The annals of medicine are full of tidy explanations of how the body works, from Dr. Atkins all the way back to Hippocrates. Inevitably, though, someone comes along and shows that there’s a little more to it. It would be wise, as Brown suggests, “to accept the fact that we don’t know a tremendous amount about things we think we know. We could learn some humility.” That, however, may be asking too much of science.
I have mentioned that I am a big proponent of electronic medical records a number of times, though with the caveat that there are serious privacy concerns that software makers have thus far failed miserably at addressing properly (not to mention the interface issues which medical personnel complain about). This is yet another area where they could shine. By having a full medical profile linked up with various causes of death, you can get a good idea of what a normal functioning X organ system looks like when it is an isolated case of Y killing the person.
I have seen a number of articles in the past (though nothing specific comes to mind) showing that many of aggressive approaches to these ‘blips’ in the body’ background noise leads to a higher number of expected deaths than simply waiting and watching.
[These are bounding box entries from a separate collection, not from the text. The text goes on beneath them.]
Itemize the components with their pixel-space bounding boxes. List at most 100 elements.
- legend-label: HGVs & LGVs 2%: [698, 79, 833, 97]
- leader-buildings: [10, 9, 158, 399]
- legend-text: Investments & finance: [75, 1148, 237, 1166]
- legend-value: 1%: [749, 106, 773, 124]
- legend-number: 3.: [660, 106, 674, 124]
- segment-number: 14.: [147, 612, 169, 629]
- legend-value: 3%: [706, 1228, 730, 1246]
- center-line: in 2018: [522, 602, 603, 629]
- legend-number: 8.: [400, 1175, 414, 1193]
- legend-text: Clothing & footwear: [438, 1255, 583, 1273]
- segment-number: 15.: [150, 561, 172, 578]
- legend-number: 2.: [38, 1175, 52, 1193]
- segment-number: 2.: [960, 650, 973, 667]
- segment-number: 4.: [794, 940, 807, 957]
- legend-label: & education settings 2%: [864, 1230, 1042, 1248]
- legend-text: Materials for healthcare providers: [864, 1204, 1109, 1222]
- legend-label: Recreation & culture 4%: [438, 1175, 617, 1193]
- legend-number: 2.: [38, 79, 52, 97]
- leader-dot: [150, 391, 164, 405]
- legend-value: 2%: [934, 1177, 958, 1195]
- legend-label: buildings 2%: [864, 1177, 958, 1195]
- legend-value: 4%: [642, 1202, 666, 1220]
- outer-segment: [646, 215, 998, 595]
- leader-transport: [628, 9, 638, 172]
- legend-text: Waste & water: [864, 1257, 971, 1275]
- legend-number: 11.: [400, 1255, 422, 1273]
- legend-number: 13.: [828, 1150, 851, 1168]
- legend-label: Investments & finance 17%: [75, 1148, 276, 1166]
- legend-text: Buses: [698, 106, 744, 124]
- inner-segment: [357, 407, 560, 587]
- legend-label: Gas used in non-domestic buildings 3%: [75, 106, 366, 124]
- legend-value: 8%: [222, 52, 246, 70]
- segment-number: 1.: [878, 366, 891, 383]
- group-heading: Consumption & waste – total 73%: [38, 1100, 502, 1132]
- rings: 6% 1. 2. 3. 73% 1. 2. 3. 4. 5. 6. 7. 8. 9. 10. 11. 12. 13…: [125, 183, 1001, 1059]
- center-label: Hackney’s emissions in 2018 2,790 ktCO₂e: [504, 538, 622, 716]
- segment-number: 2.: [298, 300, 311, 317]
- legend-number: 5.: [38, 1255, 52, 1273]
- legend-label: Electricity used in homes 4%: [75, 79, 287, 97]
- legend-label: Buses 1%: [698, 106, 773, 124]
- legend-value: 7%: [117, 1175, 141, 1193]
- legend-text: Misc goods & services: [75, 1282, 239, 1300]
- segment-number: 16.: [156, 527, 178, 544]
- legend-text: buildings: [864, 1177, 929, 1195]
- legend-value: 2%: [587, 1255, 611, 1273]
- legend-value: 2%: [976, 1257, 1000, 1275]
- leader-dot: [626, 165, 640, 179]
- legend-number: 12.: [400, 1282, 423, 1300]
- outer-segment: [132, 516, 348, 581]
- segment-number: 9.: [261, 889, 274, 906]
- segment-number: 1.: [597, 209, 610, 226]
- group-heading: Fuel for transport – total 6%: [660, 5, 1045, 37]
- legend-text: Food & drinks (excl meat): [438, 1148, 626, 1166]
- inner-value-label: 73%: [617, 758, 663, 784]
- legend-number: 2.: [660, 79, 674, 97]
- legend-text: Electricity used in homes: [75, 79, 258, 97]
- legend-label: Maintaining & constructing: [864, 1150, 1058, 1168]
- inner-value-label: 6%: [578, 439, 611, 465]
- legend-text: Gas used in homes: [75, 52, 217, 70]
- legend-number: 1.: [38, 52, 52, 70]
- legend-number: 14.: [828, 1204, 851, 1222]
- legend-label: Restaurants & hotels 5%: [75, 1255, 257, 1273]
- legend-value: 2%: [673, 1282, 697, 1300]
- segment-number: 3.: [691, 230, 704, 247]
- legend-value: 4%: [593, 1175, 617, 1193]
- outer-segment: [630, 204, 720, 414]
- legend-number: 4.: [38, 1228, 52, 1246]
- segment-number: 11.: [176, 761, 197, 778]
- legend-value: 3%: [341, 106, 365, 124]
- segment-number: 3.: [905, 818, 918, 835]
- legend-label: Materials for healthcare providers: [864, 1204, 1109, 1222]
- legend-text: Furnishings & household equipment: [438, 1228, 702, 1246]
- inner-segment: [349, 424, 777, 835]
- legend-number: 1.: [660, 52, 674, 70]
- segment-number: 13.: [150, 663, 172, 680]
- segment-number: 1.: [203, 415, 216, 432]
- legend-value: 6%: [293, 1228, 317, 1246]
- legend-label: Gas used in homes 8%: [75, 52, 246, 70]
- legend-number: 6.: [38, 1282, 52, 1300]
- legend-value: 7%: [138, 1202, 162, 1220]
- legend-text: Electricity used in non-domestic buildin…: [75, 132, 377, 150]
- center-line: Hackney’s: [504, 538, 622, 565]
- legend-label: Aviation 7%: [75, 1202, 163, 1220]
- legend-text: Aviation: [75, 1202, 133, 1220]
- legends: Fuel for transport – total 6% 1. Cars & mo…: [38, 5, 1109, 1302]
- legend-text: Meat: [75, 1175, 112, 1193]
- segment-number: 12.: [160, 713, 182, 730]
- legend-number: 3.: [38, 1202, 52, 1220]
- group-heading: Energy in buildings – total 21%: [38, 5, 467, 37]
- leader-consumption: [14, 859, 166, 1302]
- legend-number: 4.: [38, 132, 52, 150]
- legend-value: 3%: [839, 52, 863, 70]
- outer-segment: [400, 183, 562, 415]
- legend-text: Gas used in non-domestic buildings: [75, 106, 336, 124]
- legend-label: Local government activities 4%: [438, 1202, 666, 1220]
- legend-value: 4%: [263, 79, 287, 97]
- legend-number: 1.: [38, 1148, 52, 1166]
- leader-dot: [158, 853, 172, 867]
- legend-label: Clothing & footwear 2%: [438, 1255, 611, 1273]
This is a solid piece of evidence in favor of the need for evidence-based medicine. [Did some Republican hatchet man come up with that name? It's not like current medicine is not based on evidence, just that this new school, more or less, wants a more formal approach to the data.]
Depressingly, not only may the rate of innovation in the medical sector be causing negative externalities with regard to health care costs and the provision of health care to the poor and the capability of our physicians to provide care without the use of high tech capital, but the response from the information from that high tech capital may be killing people.
On a related note, a lot of studies on the need to decrease the variation in medical care due to the cost savings such a reduction could provide seem to fail to take into account the endogenous learning processes that move knowledge upstream from the clinic to the research lab as different physicians see different treatments work in various ways. A model that takes this into account and gets data run through it would be most interesting. If anyone has seen such a study, definitely pass it on.